I came across an interesting news bit in this month's issue of Wired: "Minister of Truth - The UK's data cop protects the public from lies, damn lies, and statistics". The piece, which appears on page 10, was written by Mathew Honan:

"Did you know that 62 percent of all cited statistics are bogus? OK, we made that up. But after a 2007 poll found that barely a third of all British citizens trust published stats, Parliament formed a math-police squad to investigate. The top cop in the UK Statistics Authority is Richard Alldritt, a expert in how governments fudge numbers."

In his current position, Mr. Alldritt monitors statistics from approximately 200 public agencies. Mr. Alldritt has been quoted as saying that "no set of statistics has has a completely clean bill of health."

It's unlikely that this problem is limited to the 200 UK public agencies being monitored. If the same level of scrutiny was applied to the US, I would bet that we would find a similar situation.

This raises an interesting issue for employment litigation. Assume that a firm is being sued for failing to hire female applicants for a given position. Further assume that an expert conducts a statistical analysis in which the gender characteristics of hired individuals is compared to the gender characteristics of individuals "available" for the position, and that Census data is used to construct the "available" population. Finally, assume that this availability analysis indicates a statistically significant shortfall of female hires for the position(s) in question.

This analysis, and the finding of a statistically significant disparity, may contribute to a finding of gender discrimination. But what if the Census data is wrong? What if the Census data contains errors?

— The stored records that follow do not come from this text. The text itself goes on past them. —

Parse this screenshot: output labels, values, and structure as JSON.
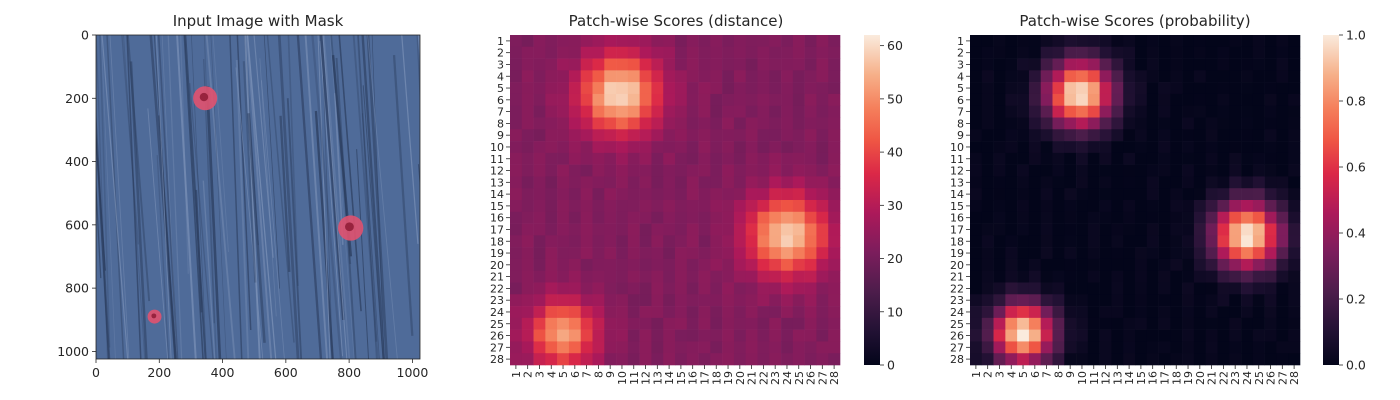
{
  "figure": {
    "background": "#ffffff",
    "text_color": "#262626"
  },
  "chart_data": [
    {
      "type": "image",
      "title": "Input Image with Mask",
      "xlabel": "",
      "ylabel": "",
      "xlim": [
        0,
        1024
      ],
      "ylim": [
        1024,
        0
      ],
      "xticks": [
        0,
        200,
        400,
        600,
        800,
        1000
      ],
      "yticks": [
        0,
        200,
        400,
        600,
        800,
        1000
      ],
      "image_description_colors": {
        "base": "#4f6b99",
        "dark_streak": "#2b3d5e",
        "light_streak": "#7d93b9",
        "mask": "#e0526f",
        "mask_core": "#8e1b35"
      },
      "masked_regions": [
        {
          "cx": 345,
          "cy": 200,
          "r": 38
        },
        {
          "cx": 805,
          "cy": 610,
          "r": 40
        },
        {
          "cx": 185,
          "cy": 890,
          "r": 22
        }
      ]
    },
    {
      "type": "heatmap",
      "title": "Patch-wise Scores (distance)",
      "xlabel": "",
      "ylabel": "",
      "rows": 28,
      "cols": 28,
      "tick_labels": [
        "1",
        "2",
        "3",
        "4",
        "5",
        "6",
        "7",
        "8",
        "9",
        "10",
        "11",
        "12",
        "13",
        "14",
        "15",
        "16",
        "17",
        "18",
        "19",
        "20",
        "21",
        "22",
        "23",
        "24",
        "25",
        "26",
        "27",
        "28"
      ],
      "colorbar": {
        "min": 0,
        "max": 62,
        "ticks": [
          0,
          10,
          20,
          30,
          40,
          50,
          60
        ]
      },
      "baseline": 22,
      "hotspots": [
        {
          "row": 5.5,
          "col": 9.8,
          "peak": 60,
          "sigma": 2.3
        },
        {
          "row": 17.5,
          "col": 24.0,
          "peak": 58,
          "sigma": 2.3
        },
        {
          "row": 25.8,
          "col": 5.0,
          "peak": 53,
          "sigma": 1.9
        }
      ]
    },
    {
      "type": "heatmap",
      "title": "Patch-wise Scores (probability)",
      "xlabel": "",
      "ylabel": "",
      "rows": 28,
      "cols": 28,
      "tick_labels": [
        "1",
        "2",
        "3",
        "4",
        "5",
        "6",
        "7",
        "8",
        "9",
        "10",
        "11",
        "12",
        "13",
        "14",
        "15",
        "16",
        "17",
        "18",
        "19",
        "20",
        "21",
        "22",
        "23",
        "24",
        "25",
        "26",
        "27",
        "28"
      ],
      "colorbar": {
        "min": 0.0,
        "max": 1.0,
        "ticks": [
          "0.0",
          "0.2",
          "0.4",
          "0.6",
          "0.8",
          "1.0"
        ]
      },
      "baseline": 0.0,
      "hotspots": [
        {
          "row": 5.5,
          "col": 9.8,
          "peak": 1.0,
          "sigma": 2.0
        },
        {
          "row": 17.5,
          "col": 24.0,
          "peak": 1.0,
          "sigma": 2.0
        },
        {
          "row": 25.8,
          "col": 5.0,
          "peak": 1.0,
          "sigma": 1.8
        }
      ]
    }
  ]
}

Let me be clear - I am not advocating the abandonment of Census data (or other government data) for any analytical purpose based on the assumption that it may be incorrect. In many cases, Census data is the best available data for the analytical question at hand. I do think, however, that this is an issue that deserves some consideration. I don't know whether the formation of a US Statistics Police is the answer, or whether this would eliminate all data error with 100% accuracy. We, as consumers of data, should educate ourselves about the data we're using in our analyses and question anything that doesn't pass the smell test.